Ce que l'on sait de la mort d'un adolescent de 14 ans dans une fusillade à Trappes

Deux adolescents ont été touchés par balles dans un square de la ville, vendredi. Les auteurs des coups de feu ont pris la fuite à bord d'une Clio.

Vue aérienne du square Albert-Camus, en 2015, à Trappes (Yvelines).
Vue aérienne du square Albert-Camus, en 2015, à Trappes (Yvelines). (GOOGLE STREET VIEW / FRANCETV INFO)

Il n'avait que 14 ans. Un adolescent a été tué lors d'une fusillade à Trappes (Yvelines), vendredi 1er mai. Un autre jeune de 17 ans a été touché à la jambe. Le ministre de l'Intérieur, Bernard Cazeneuve, a dénoncé sur Twitter une "mort révoltante".

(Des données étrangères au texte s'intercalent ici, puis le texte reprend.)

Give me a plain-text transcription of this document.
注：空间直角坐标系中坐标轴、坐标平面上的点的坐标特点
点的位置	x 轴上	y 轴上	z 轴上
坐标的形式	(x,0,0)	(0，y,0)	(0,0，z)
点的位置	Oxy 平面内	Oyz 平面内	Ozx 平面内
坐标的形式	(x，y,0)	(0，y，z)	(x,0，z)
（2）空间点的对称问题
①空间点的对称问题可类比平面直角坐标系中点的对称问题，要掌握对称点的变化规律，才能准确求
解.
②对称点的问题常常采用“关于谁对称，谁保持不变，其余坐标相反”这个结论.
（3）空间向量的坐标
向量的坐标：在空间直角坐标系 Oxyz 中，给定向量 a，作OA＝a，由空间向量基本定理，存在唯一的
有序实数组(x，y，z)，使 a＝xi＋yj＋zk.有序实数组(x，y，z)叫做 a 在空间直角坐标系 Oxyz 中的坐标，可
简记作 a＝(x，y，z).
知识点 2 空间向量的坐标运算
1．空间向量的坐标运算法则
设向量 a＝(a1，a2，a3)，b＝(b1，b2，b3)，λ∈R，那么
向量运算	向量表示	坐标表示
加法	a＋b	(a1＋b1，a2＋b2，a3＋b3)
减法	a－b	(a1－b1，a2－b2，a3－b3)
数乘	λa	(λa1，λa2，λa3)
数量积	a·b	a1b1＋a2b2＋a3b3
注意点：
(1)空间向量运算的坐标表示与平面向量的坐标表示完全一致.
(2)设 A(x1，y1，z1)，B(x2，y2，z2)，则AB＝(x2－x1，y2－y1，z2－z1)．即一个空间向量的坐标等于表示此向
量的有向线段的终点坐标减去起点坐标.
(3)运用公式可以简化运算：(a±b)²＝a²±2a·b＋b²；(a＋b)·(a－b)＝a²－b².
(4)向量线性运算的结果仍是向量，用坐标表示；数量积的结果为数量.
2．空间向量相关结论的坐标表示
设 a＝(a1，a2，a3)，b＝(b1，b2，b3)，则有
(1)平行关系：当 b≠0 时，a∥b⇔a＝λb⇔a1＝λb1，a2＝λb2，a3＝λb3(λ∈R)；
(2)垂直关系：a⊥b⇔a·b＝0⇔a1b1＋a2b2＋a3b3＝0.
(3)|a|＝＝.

Des tirs en pleine journée

A 15h30, les riverains du square Albert-Camus entendent "comme des bruits de pétard", selon une habitante, contactée par France 3 Paris-Île-de-France. Plusieurs coups de feu, tirés depuis une Renault Clio noire, viennent de retentir. Un garçon de 14 ans est mortellement touché à l'abdomen. Un autre mineur, âgé de 17 ans, est plus légèrement touché à la jambe droite, avant d'être hospitalisé. Aucun des jeunes n'était connu des services de police, selon le site du Parisien. Une douzaine de douilles a été retrouvée sur place.

Les auteurs en fuite

Après avoir tiré, les auteurs des coups de feu prennent la fuite. Ils abandonnent finalement leur véhicule et l'incendient, à Beynes, à une quinzaine de kilomètres de là. Les assassins sont activement recherchés par la police judiciaire de Versailles, en charge de l'enquête. 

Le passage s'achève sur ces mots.